Archive for the ‘Fla. 5th DCA’ category

Turning Over Uninsured Motorist Rejection Form After Suit Was Not Confession of Judgment

August 20, 2013

Contreras v. Century Ins. Co. (Fla. 5th DCA 2011)

Petitioner, Contreras, seeks certiorari review of a decision and opinion of the Seminole County Circuit Court, sitting in its appellate capacity, affirming the county court’s final judgment in favor of an insurer in the declaratory judgment action filed by Petitioner and a decision to award appellate attorney’s fees to Respondent.  The 5th DCA held that the circuit court did not err in affirming the county court’s final judgment in favor of the insurer’s right to obtain a signed uninsured motorist rejection form because turning over the form after suit was filed did not constitute a confession of judgment as a matter of law.  As to the award of fees, the court stated that the appellate issue did not meet the threshold for section 57.105 and vacated the order.

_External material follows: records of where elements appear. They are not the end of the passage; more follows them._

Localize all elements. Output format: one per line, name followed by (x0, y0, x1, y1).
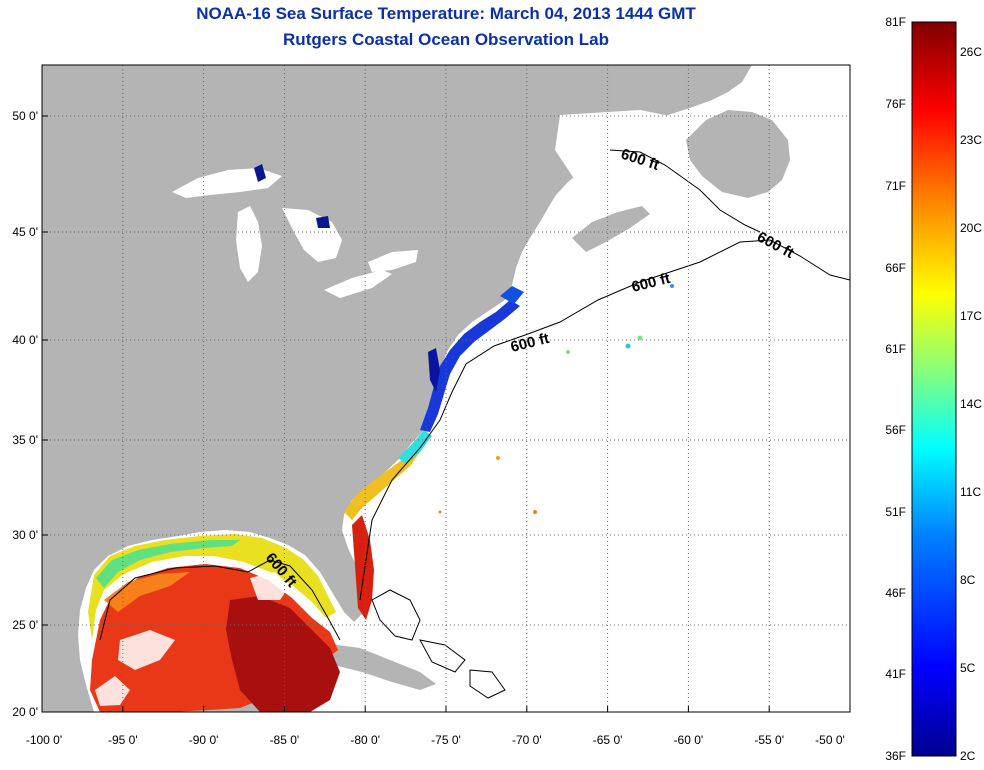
sst-speck (496, 456, 500, 460)
y-tick-label: 20 0' (12, 705, 38, 719)
colorbar-label-c: 26C (960, 45, 982, 59)
lake-michigan (236, 206, 262, 282)
land-cuba (300, 644, 436, 690)
land-north-america (42, 65, 752, 712)
sst-mid-atlantic-blue (420, 300, 520, 432)
colorbar-label-f: 46F (885, 586, 906, 600)
x-tick-label: -70 0' (512, 733, 542, 747)
colorbar-label-f: 76F (885, 97, 906, 111)
y-tick-label: 40 0' (12, 333, 38, 347)
y-tick-label: 30 0' (12, 528, 38, 542)
map-title: NOAA-16 Sea Surface Temperature: March 0… (196, 4, 696, 23)
x-tick-label: -60 0' (674, 733, 704, 747)
sst-carolina-cyan (398, 430, 432, 464)
x-tick-label: -55 0' (754, 733, 784, 747)
colorbar-label-c: 20C (960, 221, 982, 235)
colorbar-label-f: 66F (885, 261, 906, 275)
sst-gulf-orange (104, 572, 190, 612)
colorbar-label-c: 17C (960, 309, 982, 323)
y-tick-label: 25 0' (12, 618, 38, 632)
sst-speck (566, 350, 570, 354)
land-nova-scotia (572, 206, 650, 252)
colorbar: 81F 76F 71F 66F 61F 56F 51F 46F 41F 36F … (885, 15, 982, 763)
colorbar-label-f: 56F (885, 423, 906, 437)
colorbar-label-f: 71F (885, 179, 906, 193)
lake-superior (172, 168, 282, 198)
colorbar-label-f: 41F (885, 667, 906, 681)
x-tick-label: -90 0' (189, 733, 219, 747)
sst-gulf-shelf-yellow (88, 534, 336, 640)
colorbar-label-f: 61F (885, 342, 906, 356)
x-tick-label: -65 0' (593, 733, 623, 747)
colorbar-label-f: 81F (885, 15, 906, 29)
sst-speck (670, 284, 674, 288)
sst-chesapeake-dark (428, 348, 440, 392)
colorbar-label-f: 36F (885, 749, 906, 763)
x-tick-label: -75 0' (431, 733, 461, 747)
x-tick-label: -85 0' (270, 733, 300, 747)
lake-erie (324, 270, 392, 298)
colorbar-label-c: 23C (960, 133, 982, 147)
colorbar-label-c: 11C (960, 485, 981, 499)
y-tick-label: 45 0' (12, 225, 38, 239)
colorbar-scale (911, 21, 957, 757)
sst-ne-blue (500, 286, 524, 304)
land-newfoundland (686, 110, 790, 198)
contour-line-600ft (99, 559, 341, 641)
x-tick-label: -50 0' (815, 733, 845, 747)
sst-gulf-shelf-green (96, 540, 240, 588)
sst-lake-nipigon (254, 164, 266, 182)
graticule (42, 65, 850, 712)
colorbar-label-f: 51F (885, 505, 906, 519)
y-tick-label: 35 0' (12, 433, 38, 447)
lake-ontario (368, 250, 418, 272)
sst-southeast-shelf (344, 450, 420, 520)
contour-line-600ft (359, 239, 850, 601)
map-subtitle: Rutgers Coastal Ocean Observation Lab (283, 30, 609, 49)
x-tick-label: -95 0' (108, 733, 138, 747)
sst-gulf-clouds (95, 572, 290, 706)
y-tick-label: 50 0' (12, 109, 38, 123)
x-axis: -100 0' -95 0' -90 0' -85 0' -80 0' -75 … (26, 706, 851, 747)
bahamas-banks (371, 589, 506, 699)
sst-speck (637, 335, 643, 341)
x-tick-label: -100 0' (26, 733, 62, 747)
colorbar-label-c: 2C (960, 749, 976, 763)
gulf-st-lawrence (555, 110, 700, 195)
colorbar-label-c: 8C (960, 573, 976, 587)
sst-speck (625, 343, 631, 349)
colorbar-label-c: 5C (960, 661, 976, 675)
sst-speck (438, 510, 442, 514)
sst-speck (533, 510, 537, 514)
colorbar-label-c: 14C (960, 397, 982, 411)
sst-lake-simcoe (316, 216, 330, 228)
x-tick-label: -80 0' (350, 733, 380, 747)
contour-line-600ft (609, 149, 761, 233)
y-axis: 50 0' 45 0' 40 0' 35 0' 30 0' 25 0' 20 0… (12, 109, 48, 719)
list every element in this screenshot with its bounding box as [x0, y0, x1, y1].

Carrier’s Decision to Pay the Amount of its Estimate and then Consider Supplemental Claims for Additional Damages Did Not Violate Florida Statute Section 627.7011

March 26, 2013

Slayton v. Universal Prop. & Cas. Ins. Co. (Fla. 5th DCA 2012)

A couple months after obtaining a homeowner’s insurance policy, an insured’s home suffered damage from a windstorm. The insured submitted an estimate prepared by a public adjustor for $61,638.00, although the insurer estimated the cost of repair to be $28,915.87. The insurer thus tendered a check to the insured in the amount of $27,915.87 (the total of the insurer’s estimate minus the $1,000.00 deductible), along with a letter advising that the payment did not necessarily constitute a full and final settlement of the claim and inviting the insured to submit supplemental claims for additional damages discovered in the property’s covered reconstruction and repair. Rather than filing supplemental claims, the insured sued the insurer for breach of contract, a suit which resulted in a directed verdict in the insurer’s favor.

The court reasoned that the insurer’s decision to pay the amount of its estimate (less the deductible) and then consider supplemental claims for additional damages discovered during or arising from the repairs was consistent with the terms of its insurance policy. On appeal, the insured argued that such a construction of the policy violated section 627.7011, Florida Statutes, which states that “[i]n the event of a loss for which a dwelling or personal property is insured on the basis of replacement costs, the insurer shall pay the replacement cost without reservation or holdback of any depreciation in value, whether or not the insured repairs the dwelling or property.” The fifth district summarily affirmed the trial court, noting that the insured’s statutory argument had not bee preserved.

Whether an Insurance Broker Was the Insurer’s Agent Was an Issue of Fact

March 22, 2013

Frank Gay Plumbing, Inc. v. Ass’n Cas. Ins. Co., et al. (Fla. 5th DCA 2012)

An individual (“Gay”) operating a vehicle owned by his company was in an automobile accident with an at-fault underinsured motorist. After the accident, the tortfeasor’s carrier, GEICO, provided Gay with a settlement check and a release of all claims. Before cashing the check or signing the release, Gay contacted his insurance broker who advised Gay that he could cash the check but should not sign the release. For whatever reason, Gay ignored the advice and cashed the check and signed the release.

Gay then made an underinsured motorist claim to his company’s insurer, who denied coverage on the bases that Gay had violated the policy conditions by settling and failing to give timely notice of the claim. Gay instigated a declaratory action and the parties filed cross-motions for summary judgment.

The trial court ruled in the insurer’s favor, finding that Gay failed to comply with the express terms of the policy since notice to the insurance broker was not notice to the insurer. Because Florida law holds that notice to one’s agent is notice to the principal, the focus of the appeal was whether the broker was simply an insurance broker or was instead an agent or apparent agent for the insurer.

The fifth district explained that the evidence was conflicting on the issue since, on the one hand, there was evidence that the broker was not permitted to use the insurer’s name or logo in advertising, but, on the other hand, was permitted to collect premiums and receive, accept, and bind parties to certain proposals for contracts of insurance with the insurer. In addition to the agency issue, there was also a material issue of fact as to whether or not the insurer was in some way prejudiced by the settlement with GEICO. For these reasons, the court reversed and remanded.

Bill Frisbie, Yankee Trailer Court, LLC v. Carolina Cas. Ins. Co. (Fla. 5th DCA 2012)

A client who sued his law firm for malpractice and then intervened in a declaratory judgment action between the firm and its insurer appeals from a final judgment allowing the insurer to rescind the insurance policy for material misrepresentations on the policy renewal application.

In a very short opinion, the fifth district reversed and remanded for further proceedings, explaining “genuine issues of fact existed as to whether waiver or estoppel barred rescission [since] record evidence exists from which a jury could conclude that shortly after the client sued the firm in February, 2006, the insurer was made aware of the facts it now claims justify rescission, but it did not assert rescission until November 2007.”